I've thought about this a lot, though what triggered this particular posting was reading this post yesterday about a possibly frivolous suit filed about a baseball game. As I commented in that post, if the suit truly is frivolous, it will be dismissed by motion relatively quickly. And if the facts really are as stated, if there was nothing more going on than a baseball game with an unlucky hit to the heart, then it will be dismissed quickly. But as I also pointed out, as is often the case with complaints about "frivolous suits" - that fact will get buried and so we'll hear about this as an example of why we need tort reform based merely on the filing of the suit, without also finding out that the system worked just fine, thank you very much, by dismissing the suit.

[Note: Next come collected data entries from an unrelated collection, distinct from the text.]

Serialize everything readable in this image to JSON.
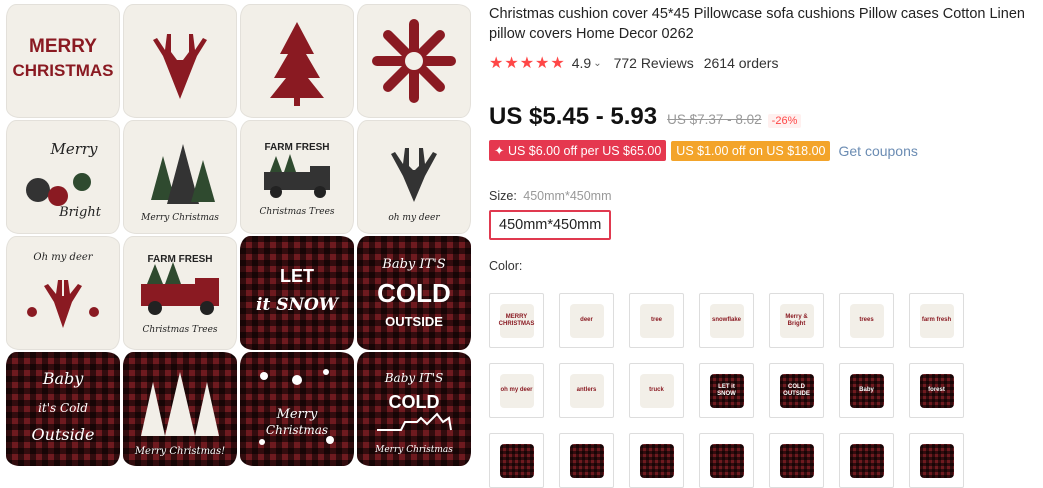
{
  "gallery": {
    "pillows": [
      {
        "style": "light",
        "text": "MERRY CHRISTMAS",
        "motif": "text"
      },
      {
        "style": "light",
        "text": "",
        "motif": "deer-head"
      },
      {
        "style": "light",
        "text": "",
        "motif": "tree"
      },
      {
        "style": "light",
        "text": "",
        "motif": "snowflake"
      },
      {
        "style": "light",
        "text": "Merry & Bright",
        "motif": "ornaments"
      },
      {
        "style": "light",
        "text": "Merry Christmas",
        "motif": "trees"
      },
      {
        "style": "light",
        "text": "FARM FRESH Christmas Trees",
        "motif": "truck"
      },
      {
        "style": "light",
        "text": "oh my deer",
        "motif": "deer-head"
      },
      {
        "style": "light",
        "text": "Oh my deer",
        "motif": "antlers"
      },
      {
        "style": "light",
        "text": "FARM FRESH Christmas Trees",
        "motif": "truck"
      },
      {
        "style": "plaid",
        "text": "LET it SNOW",
        "motif": "text"
      },
      {
        "style": "plaid",
        "text": "Baby IT'S COLD OUTSIDE",
        "motif": "text"
      },
      {
        "style": "plaid",
        "text": "Baby it's Cold Outside",
        "motif": "text"
      },
      {
        "style": "plaid",
        "text": "Merry Christmas!",
        "motif": "forest"
      },
      {
        "style": "plaid",
        "text": "Merry Christmas",
        "motif": "snowflakes"
      },
      {
        "style": "plaid",
        "text": "Merry Christmas",
        "motif": "sleigh"
      }
    ]
  },
  "product": {
    "title": "Christmas cushion cover 45*45 Pillowcase sofa cushions Pillow cases Cotton Linen pillow covers Home Decor 0262",
    "stars": "★★★★★",
    "score": "4.9",
    "chevron": "⌄",
    "reviews": "772 Reviews",
    "orders": "2614 orders",
    "price": "US $5.45 - 5.93",
    "original_price": "US $7.37 - 8.02",
    "discount": "-26%",
    "coupon1": "✦ US $6.00 off per US $65.00",
    "coupon2": "US $1.00 off on US $18.00",
    "get_coupons": "Get coupons",
    "size_label": "Size:",
    "size_value": "450mm*450mm",
    "size_option": "450mm*450mm",
    "color_label": "Color:"
  },
  "colors": {
    "accent": "#ff4747",
    "coupon_red": "#e5384f",
    "coupon_orange": "#f3a42a",
    "link": "#6b8cb3"
  },
  "swatches": [
    {
      "style": "light",
      "label": "MERRY CHRISTMAS"
    },
    {
      "style": "light",
      "label": "deer"
    },
    {
      "style": "light",
      "label": "tree"
    },
    {
      "style": "light",
      "label": "snowflake"
    },
    {
      "style": "light",
      "label": "Merry & Bright"
    },
    {
      "style": "light",
      "label": "trees"
    },
    {
      "style": "light",
      "label": "farm fresh"
    },
    {
      "style": "light",
      "label": "oh my deer"
    },
    {
      "style": "light",
      "label": "antlers"
    },
    {
      "style": "light",
      "label": "truck"
    },
    {
      "style": "plaid",
      "label": "LET it SNOW"
    },
    {
      "style": "plaid",
      "label": "COLD OUTSIDE"
    },
    {
      "style": "plaid",
      "label": "Baby"
    },
    {
      "style": "plaid",
      "label": "forest"
    },
    {
      "style": "plaid",
      "label": ""
    },
    {
      "style": "plaid",
      "label": ""
    },
    {
      "style": "plaid",
      "label": ""
    },
    {
      "style": "plaid",
      "label": ""
    },
    {
      "style": "plaid",
      "label": ""
    },
    {
      "style": "plaid",
      "label": ""
    },
    {
      "style": "plaid",
      "label": ""
    }
  ]
}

That's why I get so annoyed with people who complain about "frivolous" suits who use as examples only the filing of lawsuits, not the final results. Those examples don't count. As I pointed out above, you can't put the cart before the horse. For all you know, the end result will be the case is dismissed and the attorney is sanctioned for filing a frivolous suit. Which is probably what has happened for some of the cases breathlessly touted as examples of why we need "tort reform." The truth is, no matter what system you have, no matter how much "tort reform" you enact, anyone could file suit on anything - that's not where anything gets decided. It is only the ultimate result after that that tells you how the system is doing. So using just the bare filing of suits as evidence of any need for reform is disingenous at best, and more likely a deliberate attempt at obfuscation and deception. The result matters, not what people try to do.

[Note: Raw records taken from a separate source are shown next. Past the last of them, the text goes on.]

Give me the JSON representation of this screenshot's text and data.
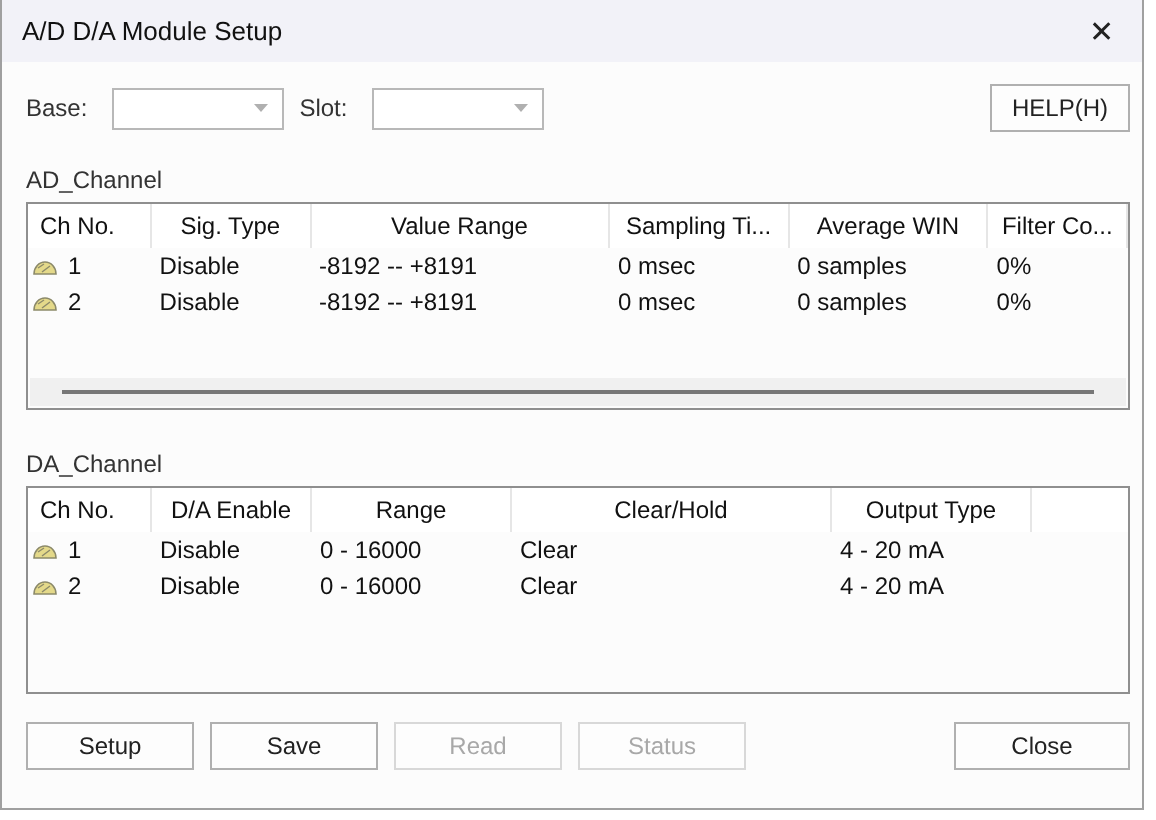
{
  "window": {
    "title": "A/D D/A Module Setup",
    "close": "✕"
  },
  "selectors": [
    {
      "label": "Base:"
    },
    {
      "label": "Slot:"
    }
  ],
  "help_button": {
    "label": "HELP(H)"
  },
  "ad_channel": {
    "title": "AD_Channel",
    "columns": [
      "Ch No.",
      "Sig. Type",
      "Value Range",
      "Sampling Ti...",
      "Average WIN",
      "Filter Co..."
    ],
    "rows": [
      [
        "1",
        "Disable",
        "-8192 -- +8191",
        "0 msec",
        "0 samples",
        "0%"
      ],
      [
        "2",
        "Disable",
        "-8192 -- +8191",
        "0 msec",
        "0 samples",
        "0%"
      ]
    ]
  },
  "da_channel": {
    "title": "DA_Channel",
    "columns": [
      "Ch No.",
      "D/A Enable",
      "Range",
      "Clear/Hold",
      "Output Type"
    ],
    "rows": [
      [
        "1",
        "Disable",
        "0 - 16000",
        "Clear",
        "4 - 20 mA"
      ],
      [
        "2",
        "Disable",
        "0 - 16000",
        "Clear",
        "4 - 20 mA"
      ]
    ]
  },
  "buttons": [
    {
      "label": "Setup",
      "disabled": false
    },
    {
      "label": "Save",
      "disabled": false
    },
    {
      "label": "Read",
      "disabled": true
    },
    {
      "label": "Status",
      "disabled": true
    },
    {
      "label": "Close",
      "disabled": false
    }
  ]
}
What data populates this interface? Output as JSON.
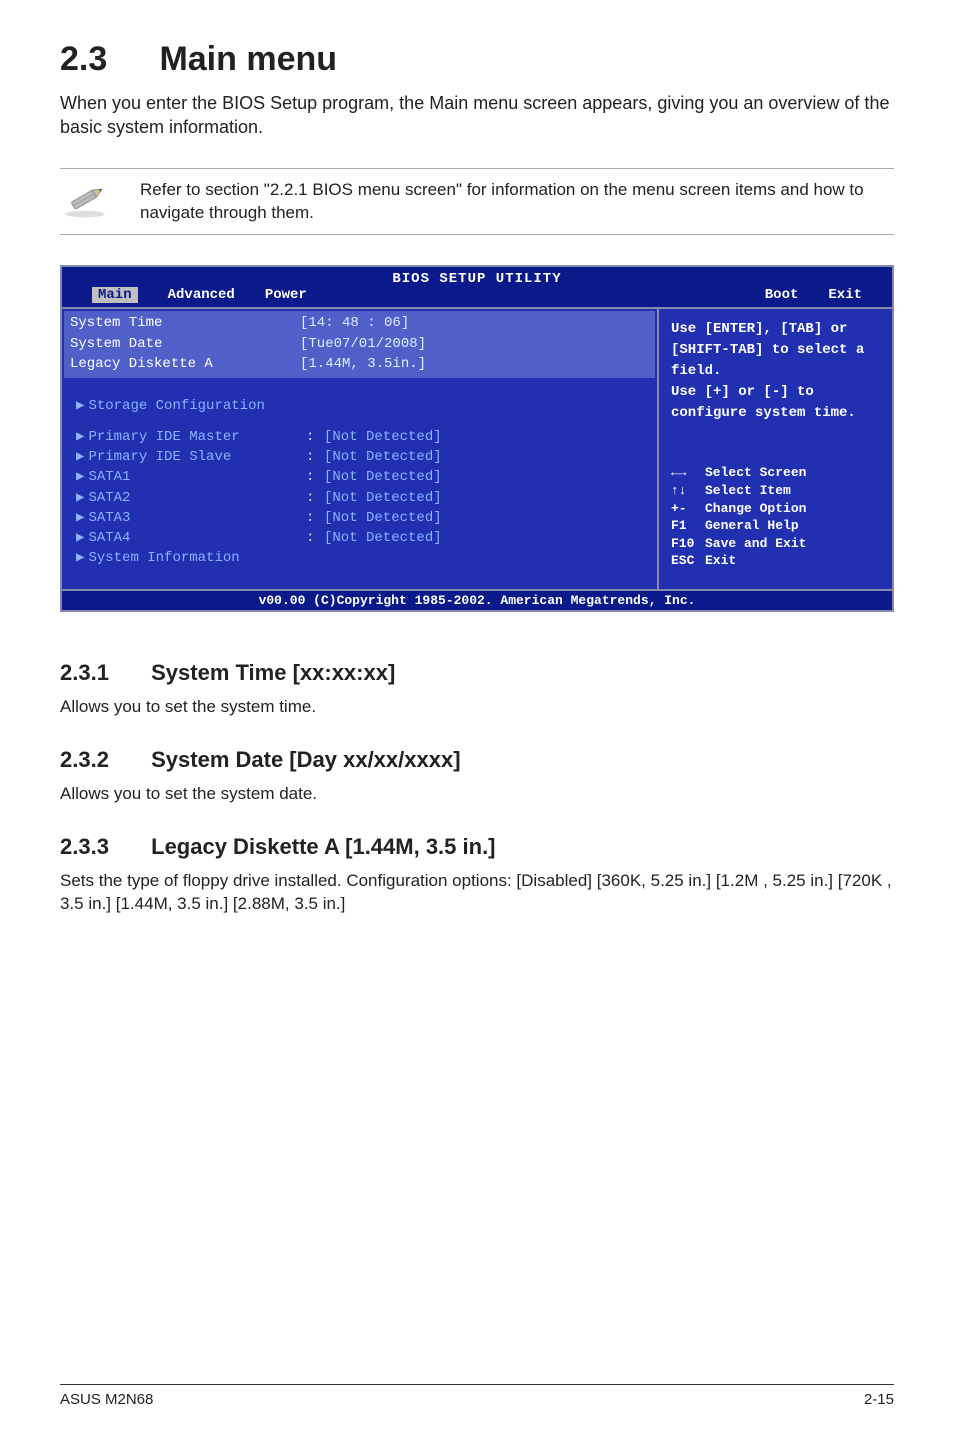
{
  "heading": {
    "num": "2.3",
    "title": "Main menu"
  },
  "intro": "When you enter the BIOS Setup program, the Main menu screen appears, giving you an overview of the basic system information.",
  "note": "Refer to section \"2.2.1  BIOS menu screen\" for information on the menu screen items and how to navigate through them.",
  "bios": {
    "title": "BIOS SETUP UTILITY",
    "tabs": [
      "Main",
      "Advanced",
      "Power",
      "Boot",
      "Exit"
    ],
    "selected_tab": 0,
    "sys": {
      "time_label": "System Time",
      "time_value": "[14: 48 : 06]",
      "date_label": "System Date",
      "date_value": "[Tue07/01/2008]",
      "legacy_label": "Legacy Diskette A",
      "legacy_value": "[1.44M, 3.5in.]"
    },
    "storage_label": "Storage Configuration",
    "rows": [
      {
        "label": "Primary IDE Master",
        "value": "[Not Detected]"
      },
      {
        "label": "Primary IDE Slave",
        "value": "[Not Detected]"
      },
      {
        "label": "SATA1",
        "value": "[Not Detected]"
      },
      {
        "label": "SATA2",
        "value": "[Not Detected]"
      },
      {
        "label": "SATA3",
        "value": "[Not Detected]"
      },
      {
        "label": "SATA4",
        "value": "[Not Detected]"
      }
    ],
    "sysinfo_label": "System Information",
    "help_top": "Use [ENTER], [TAB] or [SHIFT-TAB] to select a field.\nUse [+] or [-] to configure system time.",
    "help_keys": [
      {
        "k": "←→",
        "t": "Select Screen"
      },
      {
        "k": "↑↓",
        "t": "Select Item"
      },
      {
        "k": "+-",
        "t": "Change Option"
      },
      {
        "k": "F1",
        "t": "General Help"
      },
      {
        "k": "F10",
        "t": "Save and Exit"
      },
      {
        "k": "ESC",
        "t": "Exit"
      }
    ],
    "footer": "v00.00 (C)Copyright 1985-2002. American Megatrends, Inc."
  },
  "sections": [
    {
      "num": "2.3.1",
      "title": "System Time [xx:xx:xx]",
      "body": "Allows you to set the system time."
    },
    {
      "num": "2.3.2",
      "title": "System Date [Day xx/xx/xxxx]",
      "body": "Allows you to set the system date."
    },
    {
      "num": "2.3.3",
      "title": "Legacy Diskette A [1.44M, 3.5 in.]",
      "body": "Sets the type of floppy drive installed. Configuration options: [Disabled] [360K, 5.25 in.] [1.2M , 5.25 in.] [720K , 3.5 in.] [1.44M, 3.5 in.] [2.88M, 3.5 in.]"
    }
  ],
  "footer": {
    "left": "ASUS M2N68",
    "right": "2-15"
  }
}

(To use a grisly example, it would be like trying to say the Berlin Wall is a failure by pointing out all of the people who try to cross it without also noting that almost all of them were gunned down and killed). Headline: 20 more people tried to cross the wall today! It is a failure! (and then hidden in the obituary section is the same 20 people).

4 comments:

Larry Hamelin said...

Excellent post.

BTW: It's "suing"; "a lot" is two words. </ grammar nazi>

DBB said...

Thanks - and thanks for the nazi bit - I went back and forth with sueing and suing and finally just tried not to use the word at all. I confess I am sometimes lazy with editing when I do a blog post - I pretty much write all day at work and I try to post to relax.

Erin said...

In that same vein, can we please PLEASE stop with the damn McDonalds-hot-coffee lawsuit business? Everybody holds it up like this paragon of frivolity (frivolousness?), and nobody seems to know the facts of this case, that the plaintiff wasn't driving; she was so badly burned she needed skin grafts on her genitals, to which the defense said, Well, she's old and probably didn't need those, anyway; that she just wanted McD's to turn their coffee burner down so other people wouldn't be hurt, and she didn't even think about suing until they refused.

GRRR!

I think the notion of "frivolous lawsuits" just sounds like something convenient to be angry at, like "welfare moms" or "the liberal media." It almost seems like these people are just upset they didn't think of trying to get into somebody's deep pockets first.

Larry Hamelin said...

I went back and forth with sueing and suing and finally just tried not to use the word at all.

Firefox 2 has a spell checker, and it's pretty easy to use an online dictionary.

I think the notion of "frivolous lawsuits" just sounds like something convenient to be angry at...

You're insufficiently paranoid. The conservative program is explicitly anti-populist; they have a well-established history of undermining any social or political mechanism that restricts the power of the elite and grants any power to the people as people.